"To the Editor of the Medical Gazette.
"Perth, December 31st, 1842.
"Sir,—If you deem the following case of diseased cornea, &c., worthy of a place in the Medical Gazette, I shall feel myself obliged, while I have the honour to be, &c. &c.,
"G. K. H. Paterson,
"Surgeon."
"Case.—M. J., æt. 29, of a strumous diathesis, has been repeatedly attacked with inflammation in both eyes alternately, accompanied with more or less intolerance of light, and pain of head, ever since she had small-pox, about her ninth year: to relieve this her friends sought various means, but without any avail, and on entering her eighteenth year she became blind. The catamenia had never appeared before she was twenty; and from that period onwards, till about four years ago, menstruation had always been scanty, and attended with the usual symptoms of dysmenorrhœa.
"On the 28th September, 1842, her eyes presented the following state:—The right cornea transparent, with an unusual quantity apparently of aqueous humour on the anterior chamber, so as to give it externally a somewhat conical aspect; iris of a dark red colour, and its pupillary edge contracted to the size of a pin-hole, and in close contact with the capsule of the lens. No vision in this eye remaining. That of the left cornea was all but opaque, from coagulated lymph between its layers, with the exception of a small lucid segment, at the upper and outer margin of its circumference; behind which, on the eye being turned downward and inward, the pupil could be seen contracted also, and of an oblong shape, along with a great increase of aqueous humour in the anterior chamber, and the cornea, to external appearance, much more bulged forward than that of the right. With this eye she could only distinguish an object when it was rolled downward and toward the inner canthus, on being passed between her and the light.
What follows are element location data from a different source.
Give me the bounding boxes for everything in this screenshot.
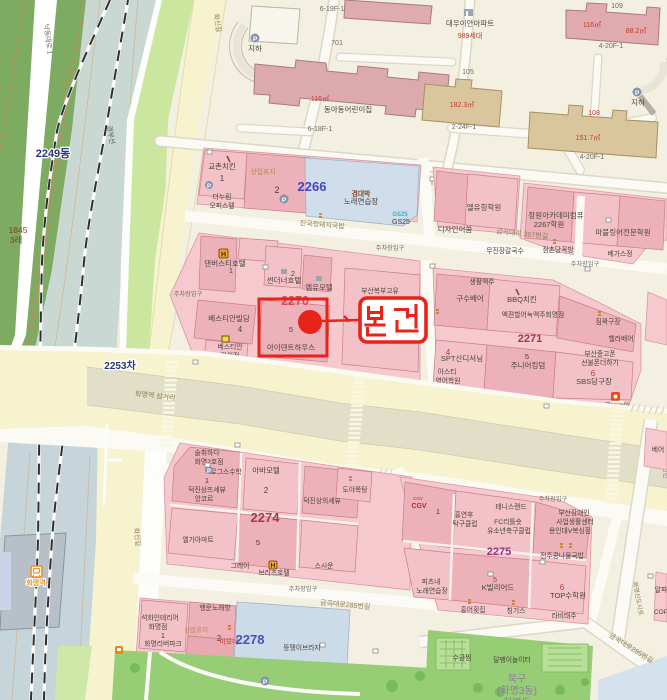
svg-text:그레이: 그레이 <box>231 561 250 570</box>
svg-text:P: P <box>635 90 640 97</box>
svg-text:2: 2 <box>274 185 279 195</box>
svg-text:대우이안아파트: 대우이안아파트 <box>446 18 494 28</box>
svg-text:베스티안빌딩: 베스티안빌딩 <box>208 313 249 323</box>
svg-text:베스티안: 베스티안 <box>217 342 242 351</box>
svg-text:테니스랜드: 테니스랜드 <box>495 502 526 511</box>
svg-text:홍어횟집: 홍어횟집 <box>460 605 485 614</box>
svg-text:2: 2 <box>291 269 295 278</box>
svg-text:4-20F-1: 4-20F-1 <box>599 43 624 50</box>
svg-text:주차장입구: 주차장입구 <box>289 585 318 593</box>
svg-text:무진장갈국수: 무진장갈국수 <box>486 246 524 255</box>
svg-text:지하: 지하 <box>631 97 645 107</box>
svg-text:2266: 2266 <box>298 179 327 194</box>
svg-text:P: P <box>207 184 211 190</box>
svg-text:알파: 알파 <box>655 585 667 594</box>
svg-text:더누림: 더누림 <box>213 192 232 201</box>
svg-text:CGV: CGV <box>411 503 427 510</box>
svg-text:댄버스티호텔: 댄버스티호텔 <box>204 258 245 268</box>
svg-text:오피스텔: 오피스텔 <box>209 201 234 210</box>
svg-text:화명점: 화명점 <box>149 622 168 631</box>
svg-text:2253차: 2253차 <box>104 359 136 372</box>
svg-text:앙코르: 앙코르 <box>195 495 214 503</box>
svg-text:로그스수학: 로그스수학 <box>210 467 241 476</box>
svg-text:H: H <box>271 563 276 570</box>
svg-text:108: 108 <box>588 110 600 117</box>
svg-text:P: P <box>282 197 287 204</box>
svg-text:화명리버파크: 화명리버파크 <box>144 639 182 648</box>
svg-text:116㎡: 116㎡ <box>583 21 601 29</box>
svg-text:COP: COP <box>654 609 667 616</box>
svg-text:151.7㎡: 151.7㎡ <box>576 134 601 142</box>
svg-text:4: 4 <box>238 325 243 334</box>
svg-text:2-24F-1: 2-24F-1 <box>452 124 477 131</box>
svg-text:3래: 3래 <box>10 235 23 245</box>
svg-text:탁구클럽: 탁구클럽 <box>452 519 477 528</box>
svg-text:2271: 2271 <box>518 333 542 345</box>
svg-text:1: 1 <box>161 631 165 640</box>
svg-text:노래연습장: 노래연습장 <box>416 586 447 595</box>
svg-text:행운노래방: 행운노래방 <box>199 603 230 612</box>
svg-text:2270: 2270 <box>281 294 309 308</box>
svg-text:엠유모텔: 엠유모텔 <box>305 283 333 292</box>
svg-text:용인대V복싱짐: 용인대V복싱짐 <box>549 526 591 535</box>
svg-text:주니어킹덤: 주니어킹덤 <box>511 360 546 370</box>
svg-text:BBQ치킨: BBQ치킨 <box>507 294 537 304</box>
svg-text:H: H <box>221 252 226 259</box>
svg-text:P: P <box>263 679 268 686</box>
svg-text:지하: 지하 <box>248 43 262 53</box>
svg-text:1845: 1845 <box>9 225 28 235</box>
svg-text:석화인테리어: 석화인테리어 <box>141 613 179 622</box>
svg-text:GS25: GS25 <box>392 212 408 218</box>
svg-text:701: 701 <box>331 40 343 47</box>
svg-text:생활맥주: 생활맥주 <box>469 277 494 286</box>
svg-text:상업휴지: 상업휴지 <box>184 625 208 634</box>
svg-text:엘가아마트: 엘가아마트 <box>182 535 213 544</box>
svg-text:액젼할어녹맥주회명점: 액젼할어녹맥주회명점 <box>502 310 565 319</box>
svg-text:1: 1 <box>229 268 233 275</box>
svg-text:덕진상의셰뷰: 덕진상의셰뷰 <box>303 496 341 505</box>
svg-text:칭기스: 칭기스 <box>507 606 526 615</box>
svg-text:짐꽉구장: 짐꽉구장 <box>595 317 620 326</box>
svg-text:5: 5 <box>256 538 260 547</box>
svg-text:유소년축구클럽: 유소년축구클럽 <box>487 526 531 535</box>
svg-text:동아동어린이집: 동아동어린이집 <box>324 104 372 114</box>
svg-text:SPT산디서닝: SPT산디서닝 <box>441 353 483 363</box>
svg-text:5: 5 <box>289 325 293 334</box>
svg-text:K빌리어드: K빌리어드 <box>482 582 515 592</box>
svg-text:아바모텔: 아바모텔 <box>252 465 280 475</box>
svg-text:105: 105 <box>462 69 474 76</box>
svg-text:라비태주: 라비태주 <box>551 611 576 620</box>
svg-text:2274: 2274 <box>251 510 281 525</box>
svg-text:디자인어쑴: 디자인어쑴 <box>438 224 473 234</box>
svg-text:88.2㎡: 88.2㎡ <box>626 27 647 35</box>
svg-text:교촌치킨: 교촌치킨 <box>208 161 236 171</box>
svg-text:4-20F-1: 4-20F-1 <box>580 154 605 161</box>
svg-text:마블링어전문학원: 마블링어전문학원 <box>595 227 650 237</box>
svg-text:스시운: 스시운 <box>315 562 334 570</box>
svg-text:브리즈호텔: 브리즈호텔 <box>258 568 289 577</box>
svg-text:2267학원: 2267학원 <box>534 219 565 229</box>
svg-text:주차장입구: 주차장입구 <box>539 495 568 503</box>
svg-text:2278: 2278 <box>236 632 265 647</box>
svg-text:피츠내: 피츠내 <box>422 577 441 586</box>
svg-text:1: 1 <box>436 507 440 516</box>
svg-text:헬라베어: 헬라베어 <box>608 334 633 343</box>
svg-text:상업휴지: 상업휴지 <box>250 167 275 176</box>
svg-text:뚱땡이브라자: 뚱땡이브라자 <box>283 643 321 652</box>
svg-text:북구: 북구 <box>508 673 526 685</box>
svg-text:달팽이놀이터: 달팽이놀이터 <box>493 655 531 664</box>
svg-text:구수베어: 구수베어 <box>456 293 484 303</box>
svg-text:(화명3동): (화명3동) <box>497 685 537 697</box>
svg-text:노래연습장: 노래연습장 <box>344 196 379 206</box>
svg-text:주차장입구: 주차장입구 <box>174 290 203 298</box>
svg-text:6-18F-1: 6-18F-1 <box>308 126 333 133</box>
svg-text:5: 5 <box>525 352 529 361</box>
svg-text:선불폰더하기: 선불폰더하기 <box>581 358 619 367</box>
svg-text:6-19F-1: 6-19F-1 <box>320 6 345 13</box>
svg-text:장원아카데미컴퓨: 장원아카데미컴퓨 <box>528 210 583 220</box>
svg-text:P: P <box>207 469 211 475</box>
svg-text:주차장입구: 주차장입구 <box>376 244 405 252</box>
svg-text:수금찜: 수금찜 <box>453 653 472 662</box>
svg-text:술취하다: 술취하다 <box>194 448 220 457</box>
svg-text:부산중고폰: 부산중고폰 <box>584 349 615 358</box>
svg-text:GS25: GS25 <box>392 219 410 226</box>
svg-text:점촌당꼭방: 점촌당꼭방 <box>542 245 573 254</box>
svg-text:전주콩나물국밥: 전주콩나물국밥 <box>540 551 584 560</box>
svg-text:CGV: CGV <box>413 496 423 501</box>
svg-text:부산장애인: 부산장애인 <box>558 508 589 517</box>
svg-text:116㎡: 116㎡ <box>311 95 329 103</box>
svg-text:109: 109 <box>611 3 623 10</box>
svg-text:2249동: 2249동 <box>36 147 71 160</box>
svg-text:덕진상뜨셰뷰: 덕진상뜨셰뷰 <box>188 485 226 494</box>
svg-text:1: 1 <box>220 174 225 183</box>
svg-text:도야쭉탕: 도야쭉탕 <box>342 485 367 494</box>
svg-text:엘유힝학원: 엘유힝학원 <box>467 202 502 212</box>
svg-text:부산복부고유: 부산복부고유 <box>361 286 399 295</box>
svg-text:TOP수학원: TOP수학원 <box>550 590 586 600</box>
svg-text:홍연후: 홍연후 <box>455 510 474 519</box>
svg-text:베어: 베어 <box>652 445 665 454</box>
svg-text:989세대: 989세대 <box>458 31 483 40</box>
svg-text:화명역: 화명역 <box>26 578 45 587</box>
svg-text:아스티: 아스티 <box>438 367 457 376</box>
svg-text:아이덴트하우스: 아이덴트하우스 <box>267 342 315 352</box>
svg-text:1: 1 <box>205 476 209 485</box>
svg-text:베가스정: 베가스정 <box>607 249 632 258</box>
svg-text:182.3㎡: 182.3㎡ <box>450 101 475 109</box>
svg-text:P: P <box>253 36 258 43</box>
svg-text:FC리틀숏: FC리틀숏 <box>494 517 522 526</box>
svg-text:썬더너호텔: 썬더너호텔 <box>267 275 302 285</box>
svg-text:사업생활센터: 사업생활센터 <box>556 517 594 526</box>
svg-text:2275: 2275 <box>487 546 511 558</box>
svg-text:SBS당구장: SBS당구장 <box>576 376 612 386</box>
svg-text:2: 2 <box>264 486 269 495</box>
"This ill-fated woman being altogether an object of charity, her friends solicited me to take up her case, of which I was not at all sanguine. However, having previously perused, with much pleasure, a brief extract by Dr. Turnbull, on the fumes of prussic acid as a valuable remedy in certain diseases of the eye, I was led to make trial of a few applications of it in the above case, according to his method; and I must candidly confess, that ere long I was completely astonished on observing the rapid effect it produced on the opaque cornea before mentioned; more so, as the longer I cautiously and perseveringly used it, the greater in proportion did the inspissated lymph become absorbed, and the layers of the cornea, over a wide space, begin to assume their natural transparency, as also in dilating the pupil to a considerable extent; so much, indeed, that before one month under its use, she could observe objects in a very different light, and ere another had elapsed, she could find her way out of doors by herself, and come to my residence for any medicine she required; since which she has gone on gradually to progress favourably, without any more applications, and the vision is now sufficient to enable her to go about free from the dread she had before, or the use of a guide.
"During the use of this potent remedy, it struck me very forcibly that the extract of belladonna might assist the case considerably (more especially when one had reasons for suspecting adhesions to exist), in keeping up a greater effect on the pupil than that arising from the use of the acid, which every one will admit at once, who has seen its powers depicted upon the human eye, to be only temporary, and, I believe, still less so in disease of the cornea and iris than in any other incident to such an organ. With such an object in view, and after once applying the extract, smeared round the eye, at bed-time, I soon found it to be also of considerable service, along with the daily use of the fumes of the acid, which were both, afterwards, employed assiduously in this manner, for the rest of the treatment.
"But in drawing my remarks to a close at this time, I cannot refrain from saying less, in regard to the utility which is likely to arise from this medicine, when properly applied, than that, in such a similar case as I have stated, I would not for a moment hesitate again in giving it and the extract of belladonna a fair trial, so convinced am I now, after employing it pretty freely by itself, in different affections of the same organ (in all of which more or less improvement of vision was manifested), of its potency to remove many of those formidable diseases of the eye, more especially that of the cornea, which are so often the opprobium of our art. However, before I have done, it is but justice to ascribe this noble discovery to Dr. Turnbull, whose indefatigable research has not failed to find out others, no less wonderful in their effects, as they are useful to mankind; and for such he cannot but claim to himself the best thanks of the profession at large."